The high price of media content

With US bloggers poised to sue one of the founders of The Huffington Post over services rendered, has the age of free content due to come to an end?

With US bloggers poised to sue one of the founders of The Huffington Post over services rendered, has the age of free content due to come to an end?

The internet age has proved the greatest shift in the habits of the world’s media since the invention of the television. While some traditional outlets have failed to keep pace with the developments that the internet offers, many new outlets have taken advantage of the digital age, thriving on low or no-cost journalistic contributions to make substantial profits.

The Huffington Post has one such success story. Founded by Arianna Huffington and Keneth Lerer in 2005 based on the postings of loyal but unpaid bloggers to the site, the brand has experienced a phenomenal rise in prominence through its suburban journalistic approach to big news stories.
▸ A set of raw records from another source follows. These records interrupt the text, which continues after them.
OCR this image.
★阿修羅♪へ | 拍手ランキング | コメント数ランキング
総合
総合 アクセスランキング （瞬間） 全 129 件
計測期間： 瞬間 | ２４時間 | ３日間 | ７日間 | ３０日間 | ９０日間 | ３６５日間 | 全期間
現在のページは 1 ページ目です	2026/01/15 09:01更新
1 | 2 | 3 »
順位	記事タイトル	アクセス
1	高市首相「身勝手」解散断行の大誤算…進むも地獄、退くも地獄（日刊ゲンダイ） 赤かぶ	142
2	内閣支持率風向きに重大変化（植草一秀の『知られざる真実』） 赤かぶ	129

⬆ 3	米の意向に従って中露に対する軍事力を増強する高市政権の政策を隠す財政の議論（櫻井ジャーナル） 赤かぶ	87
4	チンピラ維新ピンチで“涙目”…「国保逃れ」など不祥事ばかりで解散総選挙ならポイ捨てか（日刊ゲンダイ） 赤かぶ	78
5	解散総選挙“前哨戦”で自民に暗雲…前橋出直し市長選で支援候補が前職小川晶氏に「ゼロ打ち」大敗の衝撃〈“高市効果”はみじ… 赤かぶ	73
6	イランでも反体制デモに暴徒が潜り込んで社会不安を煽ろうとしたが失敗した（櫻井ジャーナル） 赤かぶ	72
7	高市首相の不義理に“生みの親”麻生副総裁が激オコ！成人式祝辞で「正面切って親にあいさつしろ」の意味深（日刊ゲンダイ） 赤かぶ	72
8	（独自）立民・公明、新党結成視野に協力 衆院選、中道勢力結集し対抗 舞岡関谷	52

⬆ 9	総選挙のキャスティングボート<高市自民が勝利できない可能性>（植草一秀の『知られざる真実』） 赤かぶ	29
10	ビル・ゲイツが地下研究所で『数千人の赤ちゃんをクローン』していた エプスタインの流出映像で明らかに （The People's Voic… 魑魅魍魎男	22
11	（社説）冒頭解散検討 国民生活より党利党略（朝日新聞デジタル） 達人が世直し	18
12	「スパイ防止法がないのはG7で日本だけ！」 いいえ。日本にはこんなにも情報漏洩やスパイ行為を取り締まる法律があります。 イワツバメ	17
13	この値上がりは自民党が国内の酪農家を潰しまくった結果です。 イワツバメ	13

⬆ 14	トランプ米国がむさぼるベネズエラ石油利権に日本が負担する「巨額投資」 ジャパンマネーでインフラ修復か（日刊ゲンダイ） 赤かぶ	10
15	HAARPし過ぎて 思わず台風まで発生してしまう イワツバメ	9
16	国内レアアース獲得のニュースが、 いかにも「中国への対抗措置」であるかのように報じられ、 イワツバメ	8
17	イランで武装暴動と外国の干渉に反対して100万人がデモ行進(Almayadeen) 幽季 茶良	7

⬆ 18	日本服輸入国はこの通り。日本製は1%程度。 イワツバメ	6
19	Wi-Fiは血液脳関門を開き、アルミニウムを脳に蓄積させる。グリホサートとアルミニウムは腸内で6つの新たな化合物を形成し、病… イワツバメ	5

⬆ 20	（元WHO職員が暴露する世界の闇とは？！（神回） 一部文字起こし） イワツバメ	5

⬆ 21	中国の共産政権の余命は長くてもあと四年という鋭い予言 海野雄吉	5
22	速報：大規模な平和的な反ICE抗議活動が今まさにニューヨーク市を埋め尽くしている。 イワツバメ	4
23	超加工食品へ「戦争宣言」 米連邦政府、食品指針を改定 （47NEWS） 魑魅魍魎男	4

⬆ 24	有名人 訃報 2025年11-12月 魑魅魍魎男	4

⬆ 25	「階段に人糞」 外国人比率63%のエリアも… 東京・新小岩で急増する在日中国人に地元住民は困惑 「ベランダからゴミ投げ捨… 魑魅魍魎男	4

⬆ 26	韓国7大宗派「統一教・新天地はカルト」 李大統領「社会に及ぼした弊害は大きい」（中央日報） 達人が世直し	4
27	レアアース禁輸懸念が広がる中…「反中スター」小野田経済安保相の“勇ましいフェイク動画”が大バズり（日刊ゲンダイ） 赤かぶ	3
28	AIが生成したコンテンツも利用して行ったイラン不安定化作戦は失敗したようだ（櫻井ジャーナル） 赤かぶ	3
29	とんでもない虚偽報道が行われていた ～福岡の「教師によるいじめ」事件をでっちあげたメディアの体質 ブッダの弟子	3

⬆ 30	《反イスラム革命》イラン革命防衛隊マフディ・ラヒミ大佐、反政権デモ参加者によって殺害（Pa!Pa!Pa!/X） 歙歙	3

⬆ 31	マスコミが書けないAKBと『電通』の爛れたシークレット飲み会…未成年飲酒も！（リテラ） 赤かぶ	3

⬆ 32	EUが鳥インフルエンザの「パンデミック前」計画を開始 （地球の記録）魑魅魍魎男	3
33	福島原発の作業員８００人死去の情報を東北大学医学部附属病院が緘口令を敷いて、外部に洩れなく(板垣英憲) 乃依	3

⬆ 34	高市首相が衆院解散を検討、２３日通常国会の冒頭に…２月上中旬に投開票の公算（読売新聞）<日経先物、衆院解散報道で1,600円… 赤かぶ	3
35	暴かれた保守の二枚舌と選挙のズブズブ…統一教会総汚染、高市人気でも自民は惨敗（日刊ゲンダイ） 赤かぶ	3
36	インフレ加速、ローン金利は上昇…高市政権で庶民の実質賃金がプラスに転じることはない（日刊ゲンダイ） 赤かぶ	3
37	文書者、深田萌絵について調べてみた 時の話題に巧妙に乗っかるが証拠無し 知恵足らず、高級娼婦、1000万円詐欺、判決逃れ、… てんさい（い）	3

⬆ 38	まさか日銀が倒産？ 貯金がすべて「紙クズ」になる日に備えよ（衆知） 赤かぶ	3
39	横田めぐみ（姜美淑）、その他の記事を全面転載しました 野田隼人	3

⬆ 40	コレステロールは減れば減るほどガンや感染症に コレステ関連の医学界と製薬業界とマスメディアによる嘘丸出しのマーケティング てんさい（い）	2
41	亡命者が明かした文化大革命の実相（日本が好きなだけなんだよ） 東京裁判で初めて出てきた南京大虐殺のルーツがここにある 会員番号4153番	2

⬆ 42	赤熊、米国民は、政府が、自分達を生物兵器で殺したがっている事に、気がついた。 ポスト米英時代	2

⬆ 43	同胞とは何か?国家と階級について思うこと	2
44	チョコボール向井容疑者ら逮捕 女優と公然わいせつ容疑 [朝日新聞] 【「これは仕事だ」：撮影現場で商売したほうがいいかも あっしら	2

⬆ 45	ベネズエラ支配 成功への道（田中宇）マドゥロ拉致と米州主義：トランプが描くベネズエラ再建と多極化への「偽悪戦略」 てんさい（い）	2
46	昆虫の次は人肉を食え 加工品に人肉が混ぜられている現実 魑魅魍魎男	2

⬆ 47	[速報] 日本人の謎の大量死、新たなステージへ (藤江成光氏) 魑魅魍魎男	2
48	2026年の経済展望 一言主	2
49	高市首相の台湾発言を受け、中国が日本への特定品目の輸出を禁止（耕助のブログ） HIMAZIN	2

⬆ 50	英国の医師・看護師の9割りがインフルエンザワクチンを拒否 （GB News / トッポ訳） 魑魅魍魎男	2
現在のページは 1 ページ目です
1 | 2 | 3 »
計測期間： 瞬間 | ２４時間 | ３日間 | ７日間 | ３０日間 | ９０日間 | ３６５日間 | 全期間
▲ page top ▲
Now the website’s reporters receive regular invites to White House press conferences, while Huffington has become a celebrity in her own right.

However, the sale of the site in February to AOL for $315m has created a wave of discontent. While investors and founders became incredibly rich, the bloggers and contributors who were unpaid for their work received little or nothing for their efforts. Now one freelance journalist and former contributor, Jonathan Tasini, has launched a class action legal proceeding against Huffington.
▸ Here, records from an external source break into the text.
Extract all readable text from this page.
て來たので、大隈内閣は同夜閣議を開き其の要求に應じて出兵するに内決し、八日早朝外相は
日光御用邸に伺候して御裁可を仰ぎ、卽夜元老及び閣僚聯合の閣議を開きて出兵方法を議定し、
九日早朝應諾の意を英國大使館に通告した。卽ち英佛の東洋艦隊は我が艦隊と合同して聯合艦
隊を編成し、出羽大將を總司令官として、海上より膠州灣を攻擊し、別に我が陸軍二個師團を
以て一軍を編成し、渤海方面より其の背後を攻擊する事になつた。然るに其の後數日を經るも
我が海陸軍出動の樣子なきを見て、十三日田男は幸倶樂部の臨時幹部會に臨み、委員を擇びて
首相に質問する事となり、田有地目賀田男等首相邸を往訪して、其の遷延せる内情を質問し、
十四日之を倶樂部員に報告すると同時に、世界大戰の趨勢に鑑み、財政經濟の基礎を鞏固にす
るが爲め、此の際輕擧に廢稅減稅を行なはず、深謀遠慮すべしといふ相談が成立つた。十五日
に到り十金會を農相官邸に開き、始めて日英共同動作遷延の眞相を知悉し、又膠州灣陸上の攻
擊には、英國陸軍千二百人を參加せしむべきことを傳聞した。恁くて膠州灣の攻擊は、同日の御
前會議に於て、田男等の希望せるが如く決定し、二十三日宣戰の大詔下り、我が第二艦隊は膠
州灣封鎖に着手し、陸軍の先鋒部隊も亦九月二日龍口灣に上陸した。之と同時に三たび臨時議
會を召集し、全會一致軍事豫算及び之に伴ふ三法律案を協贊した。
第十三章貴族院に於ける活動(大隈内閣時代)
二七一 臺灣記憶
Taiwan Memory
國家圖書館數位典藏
Tasini alleges bloggers were responsible for up to at least a third of the site’s traffic and therefore deserve a third of the sale cost. Tasini has also issued inflammatory statements regarding Huffington’s use of cost-free journalism, stating that: “Huffington bloggers have essentially been turned into modern day slaves on Arianna Huffingtons’s plantation”. Tasini has also threatened to organise strikes among the site’s contributors and demonstrate outside Huffington’s home.

With Tasini having had previous success against The New York Times for using his material online and in print without permission, the case is being watched closely by media companies around the world for the outcome and possible impact upon their own services. Huffington herself has previously been sought to stress the difference between a media group’s employees and media group’s bloggers, who provide content out of loyalty. If it can be established that this content is significant enough to increase the value of the media outlet, it could have significant repercussions for online media outlets.

The cost of employing journalists has been one of the main obstacles for traditional media organisations to profit from the internet. In the UK, while newspapers such as The Guardian have offered their journalism online at a profit loss, other publications such as The Financial Times and many of News International’s newspapers have constructed pay walls around their websites’ content to ensure profitability. The ramifications of this pending case could see payment for content become normal procedure.

The case will also represent another interesting development into the decidedly grey area of law relating to journalism and the internet. With so many other areas of traditional journalistic law seemingly bypassed by the internet – such as defamation and copyright – the Huffington case may represent the start of tougher legal sanctions relating to web postings.

As Huffington becomes the news herself, critics have already lodged their support in her corner, pointing to her insistence of AOL hiring more journalists for The Huffington Post. Despite this, it’s a fair assumption that the thought going through many editors’ minds is simply ‘I hope we’re not next’.